LongCLIP-GmP-ViT-L-14

Property	Value
Parameter Count	428M
Model Type	CLIP
Architecture	Vision Transformer Large/14
License	MIT
Tensor Type	F32

What is LongCLIP-GmP-ViT-L-14?

LongCLIP-GmP-ViT-L-14 is an advanced fine-tuned version of the original Long-CLIP model, incorporating Geometric Parametrization (GmP) to enhance performance. This model extends CLIP's capabilities by supporting longer text sequences of up to 248 tokens, compared to the standard 77 tokens, while achieving an improved ImageNet/ObjectNet accuracy of 0.89.

Implementation Details

The model implements a sophisticated weight decomposition strategy using geometric parametrization, which preserves weight vectors' directionality and magnitude through radial and angular components. This approach has proven particularly effective for maintaining model stability during fine-tuning.
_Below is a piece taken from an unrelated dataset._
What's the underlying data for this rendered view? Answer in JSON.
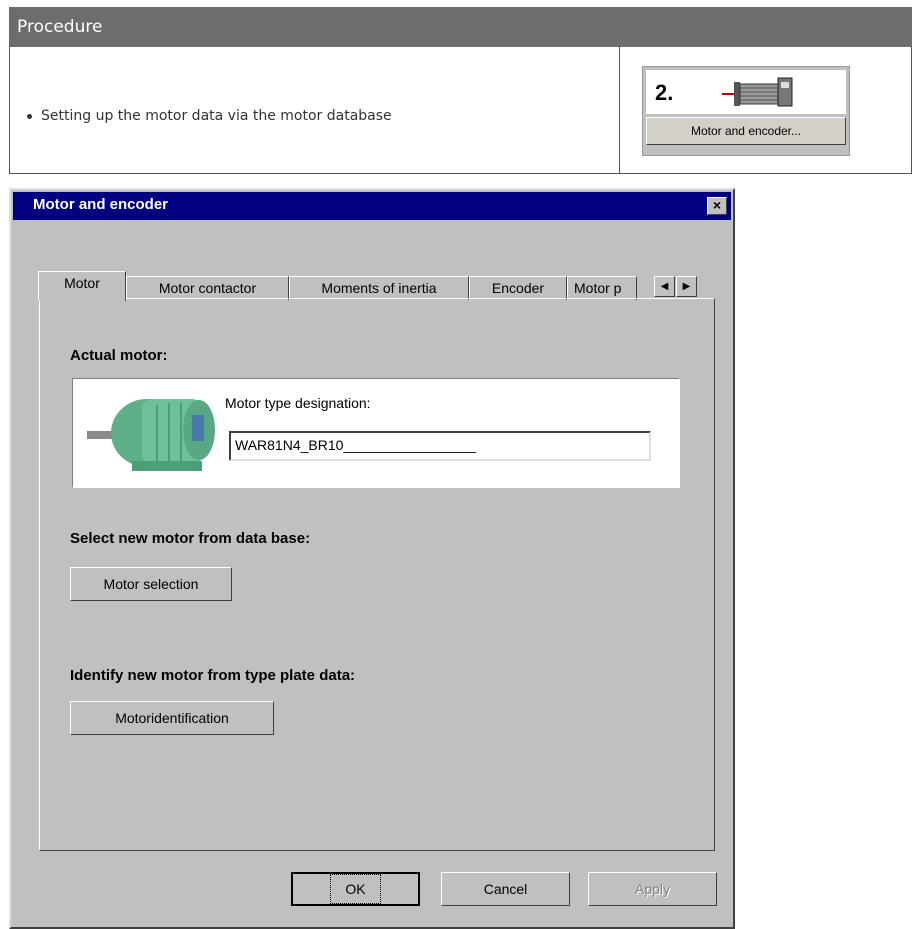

Supports 248 token sequences
Implements Geometric Linear layers
Compatible with Flux.1, SDXL, and Stable Diffusion
Includes custom loss with label smoothing

Core Capabilities

Enhanced zero-shot image classification
Improved text-image matching accuracy
Superior performance on longer text sequences
Better cosine similarities for image-text pairs

Frequently Asked Questions

Q: What makes this model unique?

The model's unique feature is its combination of extended token length support (248 tokens) with geometric parametrization, resulting in significantly improved accuracy while maintaining stability in fine-tuning scenarios.

Q: What are the recommended use cases?

The model is particularly well-suited for applications requiring longer text descriptions in image-text matching tasks, zero-shot image classification, and as a text encoder for various stable diffusion models including SDXL and Flux.1.